When you run the code, you can see that the cost is reduced in each iteration. At the end of the iteration, you'll get the minimum cost and the optimal weights.

Making Predictions

Now it's time to test our model, let's see how our model performs for the training data.

def predict(X, w, b):
    
    z = X@+ b
    y_hat = Softmax(z)
    
    # Returning highest probability class.
    return np.argmax(y_hat, axis=1)

predictions = predict(X_train, w, b)
actual_values = y_train

print("Predictions:", predictions)
print("Actual values:", actual_values)

accuracy = np.sum(actual_values==predictions)/len(actual_values)
print(accuracy)


Predictions: [5 0 4 ... 5 6 8]
Actual values: [5 0 4 ... 5 6 8]
0.8780666666666667

The accuracy score is pretty good in my case, the model is able to classify the handwritten digits with an accuracy of 88%.

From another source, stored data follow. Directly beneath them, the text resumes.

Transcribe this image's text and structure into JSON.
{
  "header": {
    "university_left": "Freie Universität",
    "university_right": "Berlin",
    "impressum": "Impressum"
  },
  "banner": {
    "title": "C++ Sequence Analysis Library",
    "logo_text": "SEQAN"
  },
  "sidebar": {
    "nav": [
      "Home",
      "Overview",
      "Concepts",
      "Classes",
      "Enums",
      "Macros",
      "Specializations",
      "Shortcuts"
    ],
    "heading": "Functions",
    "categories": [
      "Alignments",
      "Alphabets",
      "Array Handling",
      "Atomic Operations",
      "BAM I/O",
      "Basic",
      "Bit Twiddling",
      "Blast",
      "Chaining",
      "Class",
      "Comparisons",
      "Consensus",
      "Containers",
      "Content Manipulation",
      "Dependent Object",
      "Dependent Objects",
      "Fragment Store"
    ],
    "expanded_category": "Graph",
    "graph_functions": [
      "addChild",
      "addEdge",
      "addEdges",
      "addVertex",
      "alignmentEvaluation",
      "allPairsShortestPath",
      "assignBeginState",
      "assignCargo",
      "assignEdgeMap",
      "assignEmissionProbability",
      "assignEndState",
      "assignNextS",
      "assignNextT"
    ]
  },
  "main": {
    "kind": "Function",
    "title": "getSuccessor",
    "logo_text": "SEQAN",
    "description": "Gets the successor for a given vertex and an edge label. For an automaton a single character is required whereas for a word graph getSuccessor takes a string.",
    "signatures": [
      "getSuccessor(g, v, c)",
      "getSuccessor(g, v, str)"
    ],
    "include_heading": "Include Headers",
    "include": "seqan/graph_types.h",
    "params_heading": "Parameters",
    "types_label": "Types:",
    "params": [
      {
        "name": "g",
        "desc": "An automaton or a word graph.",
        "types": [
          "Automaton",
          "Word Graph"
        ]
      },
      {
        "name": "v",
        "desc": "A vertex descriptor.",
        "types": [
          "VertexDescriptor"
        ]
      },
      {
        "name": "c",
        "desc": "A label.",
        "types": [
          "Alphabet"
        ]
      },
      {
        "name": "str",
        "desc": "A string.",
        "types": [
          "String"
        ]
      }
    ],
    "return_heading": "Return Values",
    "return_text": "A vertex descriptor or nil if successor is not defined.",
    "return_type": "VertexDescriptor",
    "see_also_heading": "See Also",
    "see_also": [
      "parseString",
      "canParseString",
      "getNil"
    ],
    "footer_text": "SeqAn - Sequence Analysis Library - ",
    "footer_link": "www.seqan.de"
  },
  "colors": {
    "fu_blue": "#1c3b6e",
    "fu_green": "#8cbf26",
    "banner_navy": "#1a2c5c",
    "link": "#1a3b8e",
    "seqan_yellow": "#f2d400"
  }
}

What about the case of testing data,

# Normalizing the training set
X_test = X_test/300

test_predictions = predict(X_test, w, b)
test_actual = y_test

print("Test predictions:", test_predictions)
print("Test actual:", test_actual)

test_accuracy = np.sum(test_actual==test_predictions)/len(test_actual)

print(test_accuracy)


Test predictions: [7 2 1 ... 4 8 6]
Test actual: [7 2 1 ... 4 5 6]
0.8853

The test score seems great, the model predicts values with an accuracy of approximately 88%.